Friday, August 17, 2018

More Scandalous Talk about Regency Undewear–the stockings

After all my scandalous talk of Regency underwear, here, here, here, and here, I am finishing off with a tamer post about the last layer of undergarments–the stockings. See? Not scary at all 🙂

Regency ladies wore stockings held up with garters either at the thigh or just above the knee. These stockings pictured at the left are knitted in blue and white silk. Stripes on any and all garments were popular in the 1790s but had faded by the Regency Era. These stockings pictured date from around 1800 so they are nearing the end of their heyday for stripes before giving way to the plainer styles—and almost always white–either plain or knitted in a lacy pattern stitched with white or colored embroidery.

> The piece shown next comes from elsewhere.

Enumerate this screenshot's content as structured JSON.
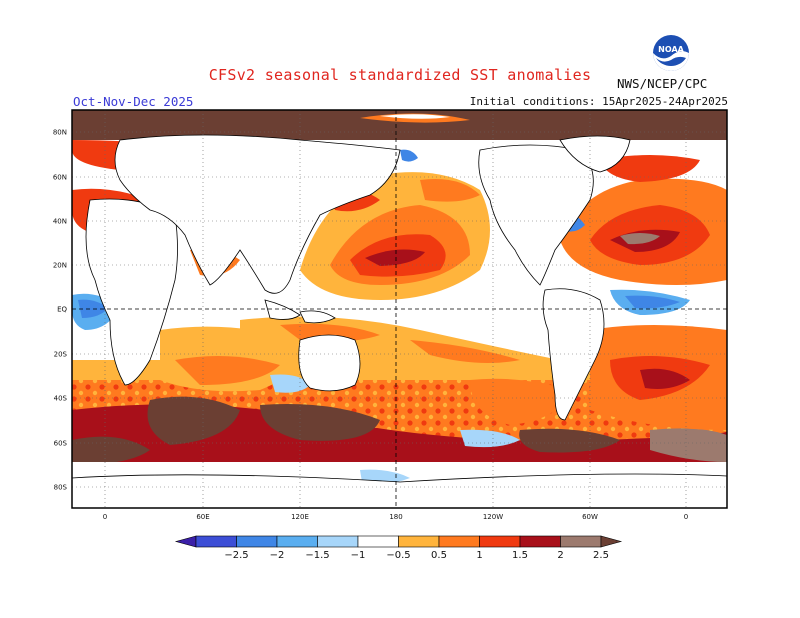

The picture to the right is of a Georgian lady putting on her stockings. Her stockings are white, almost certainly silk, and she is tying them on with ribbon garters.

Our Regency lady would have worn knit stockings of cotton or silk (or wool during cold weather), held up with garters that tied, buckled, or hooked. Below is a fun engraving showing ladies getting dressed, inclding putting on stockings.

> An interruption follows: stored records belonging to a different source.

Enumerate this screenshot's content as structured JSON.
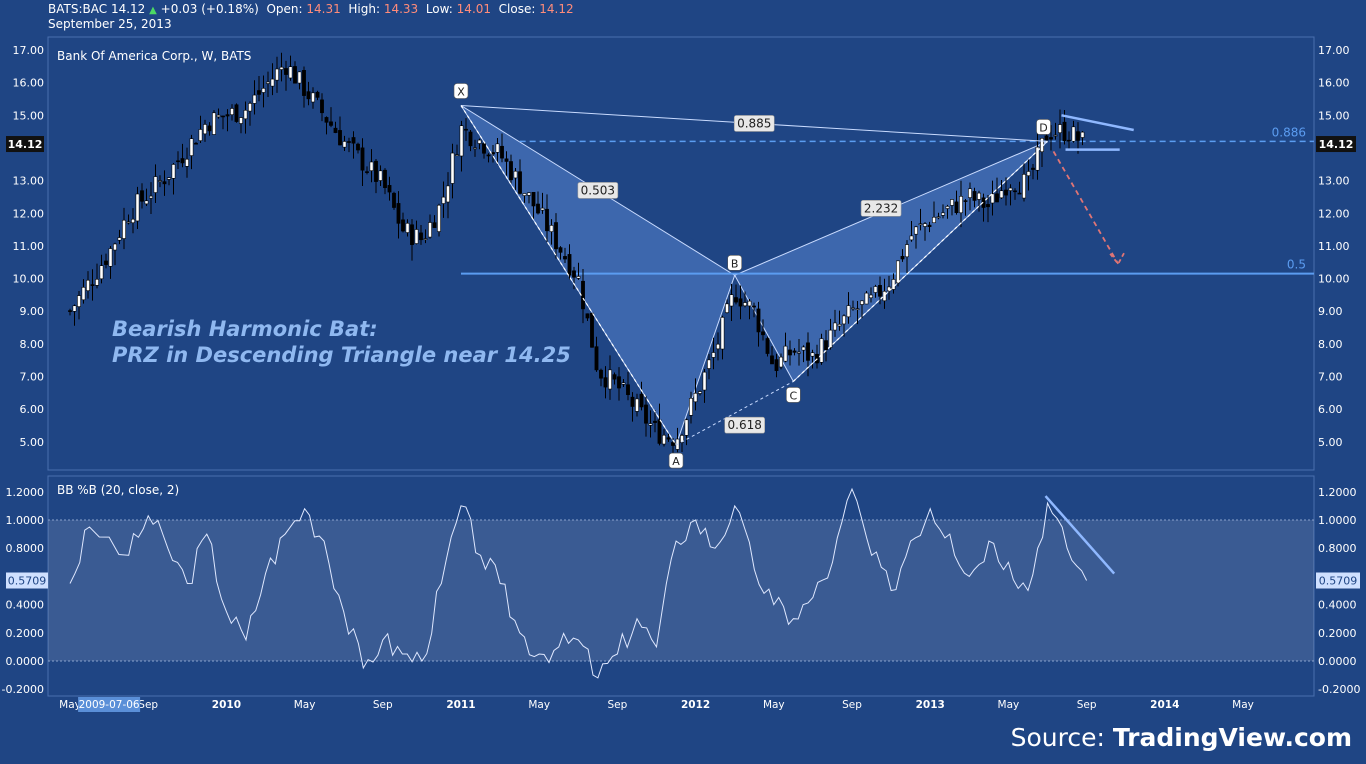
{
  "header": {
    "symbol": "BATS:BAC",
    "last": "14.12",
    "change": "+0.03 (+0.18%)",
    "open_label": "Open:",
    "open": "14.31",
    "high_label": "High:",
    "high": "14.33",
    "low_label": "Low:",
    "low": "14.01",
    "close_label": "Close:",
    "close": "14.12",
    "date": "September 25, 2013"
  },
  "legend": "Bank Of America Corp., W, BATS",
  "annotation": [
    "Bearish Harmonic Bat:",
    "PRZ in Descending Triangle near 14.25"
  ],
  "source": {
    "prefix": "Source:",
    "brand": "TradingView.com"
  },
  "colors": {
    "background": "#1f4584",
    "pattern_fill": "#5b8ad6",
    "level_line": "#5b9cf0",
    "annotation_text": "#8fb8f0",
    "projection_arrow": "#e07575",
    "trendline": "#8fb8ff"
  },
  "chart_data": [
    {
      "type": "candlestick",
      "title": "Bank Of America Corp., W, BATS",
      "ylim": [
        4.3,
        17.3
      ],
      "y_ticks": [
        "17.00",
        "16.00",
        "15.00",
        "14.00",
        "13.00",
        "12.00",
        "11.00",
        "10.00",
        "9.00",
        "8.00",
        "7.00",
        "6.00",
        "5.00"
      ],
      "last_price_label": "14.12",
      "x_ticks": [
        "May",
        "Sep",
        "2010",
        "May",
        "Sep",
        "2011",
        "May",
        "Sep",
        "2012",
        "May",
        "Sep",
        "2013",
        "May",
        "Sep",
        "2014",
        "May"
      ],
      "cursor_date": "2009-07-06",
      "approx_close_path": [
        [
          "2009-05",
          9.0
        ],
        [
          "2009-07",
          10.8
        ],
        [
          "2009-08",
          12.0
        ],
        [
          "2009-10",
          13.2
        ],
        [
          "2009-12",
          14.8
        ],
        [
          "2010-02",
          15.2
        ],
        [
          "2010-04",
          16.6
        ],
        [
          "2010-05",
          15.8
        ],
        [
          "2010-07",
          14.2
        ],
        [
          "2010-09",
          12.9
        ],
        [
          "2010-10",
          11.5
        ],
        [
          "2010-11",
          11.2
        ],
        [
          "2010-12",
          12.3
        ],
        [
          "2011-01",
          14.6
        ],
        [
          "2011-03",
          13.8
        ],
        [
          "2011-05",
          12.0
        ],
        [
          "2011-07",
          10.0
        ],
        [
          "2011-08",
          7.2
        ],
        [
          "2011-09",
          6.7
        ],
        [
          "2011-11",
          5.3
        ],
        [
          "2011-12",
          5.1
        ],
        [
          "2012-01",
          6.4
        ],
        [
          "2012-02",
          7.8
        ],
        [
          "2012-03",
          9.6
        ],
        [
          "2012-04",
          9.0
        ],
        [
          "2012-05",
          7.3
        ],
        [
          "2012-06",
          7.8
        ],
        [
          "2012-07",
          7.6
        ],
        [
          "2012-08",
          8.3
        ],
        [
          "2012-09",
          9.0
        ],
        [
          "2012-10",
          9.3
        ],
        [
          "2012-11",
          10.0
        ],
        [
          "2012-12",
          11.3
        ],
        [
          "2013-01",
          11.8
        ],
        [
          "2013-03",
          12.5
        ],
        [
          "2013-04",
          12.2
        ],
        [
          "2013-05",
          13.0
        ],
        [
          "2013-06",
          12.9
        ],
        [
          "2013-07",
          14.5
        ],
        [
          "2013-08",
          14.5
        ],
        [
          "2013-09",
          14.12
        ]
      ],
      "harmonic_points": [
        {
          "label": "X",
          "date": "2011-01",
          "value": 15.3
        },
        {
          "label": "A",
          "date": "2011-12",
          "value": 4.9
        },
        {
          "label": "B",
          "date": "2012-03",
          "value": 10.1
        },
        {
          "label": "C",
          "date": "2012-06",
          "value": 6.85
        },
        {
          "label": "D",
          "date": "2013-07",
          "value": 14.2
        }
      ],
      "ratios": [
        "0.503",
        "0.618",
        "2.232",
        "0.885"
      ],
      "levels": [
        {
          "label": "0.886",
          "value": 14.2,
          "style": "dashed"
        },
        {
          "label": "0.5",
          "value": 10.15,
          "style": "solid"
        }
      ]
    },
    {
      "type": "line",
      "title": "BB %B (20, close, 2)",
      "ylim": [
        -0.2,
        1.25
      ],
      "y_ticks": [
        "1.2000",
        "1.0000",
        "0.8000",
        "0.6000",
        "0.4000",
        "0.2000",
        "0.0000",
        "-0.2000"
      ],
      "band": [
        0.0,
        1.0
      ],
      "last_value_label": "0.5709",
      "approx_series": [
        [
          "2009-05",
          0.55
        ],
        [
          "2009-06",
          0.95
        ],
        [
          "2009-08",
          0.75
        ],
        [
          "2009-09",
          1.03
        ],
        [
          "2009-10",
          0.8
        ],
        [
          "2009-11",
          0.55
        ],
        [
          "2009-12",
          0.9
        ],
        [
          "2010-01",
          0.35
        ],
        [
          "2010-02",
          0.15
        ],
        [
          "2010-03",
          0.62
        ],
        [
          "2010-04",
          0.9
        ],
        [
          "2010-05",
          1.08
        ],
        [
          "2010-06",
          0.85
        ],
        [
          "2010-07",
          0.35
        ],
        [
          "2010-08",
          -0.05
        ],
        [
          "2010-09",
          0.15
        ],
        [
          "2010-10",
          0.05
        ],
        [
          "2010-11",
          0.0
        ],
        [
          "2010-12",
          0.55
        ],
        [
          "2011-01",
          1.1
        ],
        [
          "2011-02",
          0.75
        ],
        [
          "2011-03",
          0.55
        ],
        [
          "2011-04",
          0.2
        ],
        [
          "2011-05",
          0.05
        ],
        [
          "2011-06",
          0.1
        ],
        [
          "2011-07",
          0.15
        ],
        [
          "2011-08",
          -0.12
        ],
        [
          "2011-09",
          0.05
        ],
        [
          "2011-10",
          0.3
        ],
        [
          "2011-11",
          0.1
        ],
        [
          "2011-12",
          0.85
        ],
        [
          "2012-01",
          1.0
        ],
        [
          "2012-02",
          0.8
        ],
        [
          "2012-03",
          1.1
        ],
        [
          "2012-04",
          0.65
        ],
        [
          "2012-05",
          0.4
        ],
        [
          "2012-06",
          0.3
        ],
        [
          "2012-07",
          0.45
        ],
        [
          "2012-08",
          0.7
        ],
        [
          "2012-09",
          1.22
        ],
        [
          "2012-10",
          0.75
        ],
        [
          "2012-11",
          0.5
        ],
        [
          "2012-12",
          0.85
        ],
        [
          "2013-01",
          1.08
        ],
        [
          "2013-02",
          0.9
        ],
        [
          "2013-03",
          0.6
        ],
        [
          "2013-04",
          0.85
        ],
        [
          "2013-05",
          0.7
        ],
        [
          "2013-06",
          0.5
        ],
        [
          "2013-07",
          1.12
        ],
        [
          "2013-08",
          0.8
        ],
        [
          "2013-09",
          0.5709
        ]
      ]
    }
  ]
}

Ladies (and gentlemen, too, for that matter) often wore thicker stockings under their fine silk stockings for additional warmth if it was a formal setting where silk would be more fashionable. As an added beenfit to wearing white cotton underneath their silk, the thicker fabric help hide their leg hair. Shaving leg hair is a fairly modern–and largely American–custom; certainly Regency ladies didn’t think to shave their legs.

Now that our Regency lady has on all her undergarments, she can now don her gown, although, of course, she may certainly have put on her stockings after dressing in her gown rather than before.